Quelles conséquences à court terme ?

Difficile, pour autant, de déterminer si le virus va changer la donne dans les zones où sont établis les groupes djihadistes. En Afghanistan, au Sahel ou en Somalie, il ne semble pas encore peser sur la situation sécuritaire. A court terme, le risque d’un attentat spectaculaire majeur, en Europe ou aux Etats-Unis, est limité. «On a mis en place le confinement, les contrôles aux frontières et sur les transports. Le risque actuellement est très réduit», affirme Jean-Charles Brisard, du Centre d’analyse du terrorisme (CAT) à Paris.
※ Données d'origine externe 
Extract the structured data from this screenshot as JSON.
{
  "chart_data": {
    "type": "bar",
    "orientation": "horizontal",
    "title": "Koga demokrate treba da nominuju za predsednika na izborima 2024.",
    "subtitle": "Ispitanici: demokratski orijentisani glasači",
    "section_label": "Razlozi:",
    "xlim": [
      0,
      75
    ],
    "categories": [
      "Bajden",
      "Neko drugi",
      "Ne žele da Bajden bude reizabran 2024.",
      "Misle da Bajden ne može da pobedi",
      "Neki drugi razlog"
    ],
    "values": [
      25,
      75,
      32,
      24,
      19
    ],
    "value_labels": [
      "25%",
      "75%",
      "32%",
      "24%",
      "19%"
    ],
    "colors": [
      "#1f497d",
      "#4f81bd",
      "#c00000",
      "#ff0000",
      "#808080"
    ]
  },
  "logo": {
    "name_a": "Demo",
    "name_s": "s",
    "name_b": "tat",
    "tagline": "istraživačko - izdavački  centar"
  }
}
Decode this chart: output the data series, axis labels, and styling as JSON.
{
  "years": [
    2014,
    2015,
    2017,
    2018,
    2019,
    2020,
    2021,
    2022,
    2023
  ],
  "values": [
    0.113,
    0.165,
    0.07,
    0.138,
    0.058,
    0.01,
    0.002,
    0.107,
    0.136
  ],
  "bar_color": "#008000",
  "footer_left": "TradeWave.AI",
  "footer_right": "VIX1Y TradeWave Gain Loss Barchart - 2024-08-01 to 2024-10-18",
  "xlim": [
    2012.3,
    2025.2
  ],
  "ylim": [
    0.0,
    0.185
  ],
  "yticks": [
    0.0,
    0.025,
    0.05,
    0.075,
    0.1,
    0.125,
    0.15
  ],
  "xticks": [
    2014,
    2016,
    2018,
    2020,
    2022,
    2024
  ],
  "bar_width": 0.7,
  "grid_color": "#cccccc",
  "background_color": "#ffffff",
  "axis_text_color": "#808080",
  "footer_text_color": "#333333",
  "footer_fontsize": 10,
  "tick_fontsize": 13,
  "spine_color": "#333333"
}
Mais le virus n’empêche pas un individu isolé ou une petite cellule d’agir, comme en témoigne l’attaque au couteau par un réfugié soudanais qui a fait deux morts samedi dans le sud-est de la France. Aucun lien formel n’est établi avec EI. «Mais il est clair que le risque de passage à l’acte d’un individu inspiré n’a pas disparu avec la crise», a confié à l’AFP une source proche du dossier. «On n’en a pas fini avec cette guerre contre l’islamisme», estimait il y a quelques jours un ex-agent du Renseignement français. «On sait qu’ils peuvent frapper de nouveau. On ne peut plus être négligents».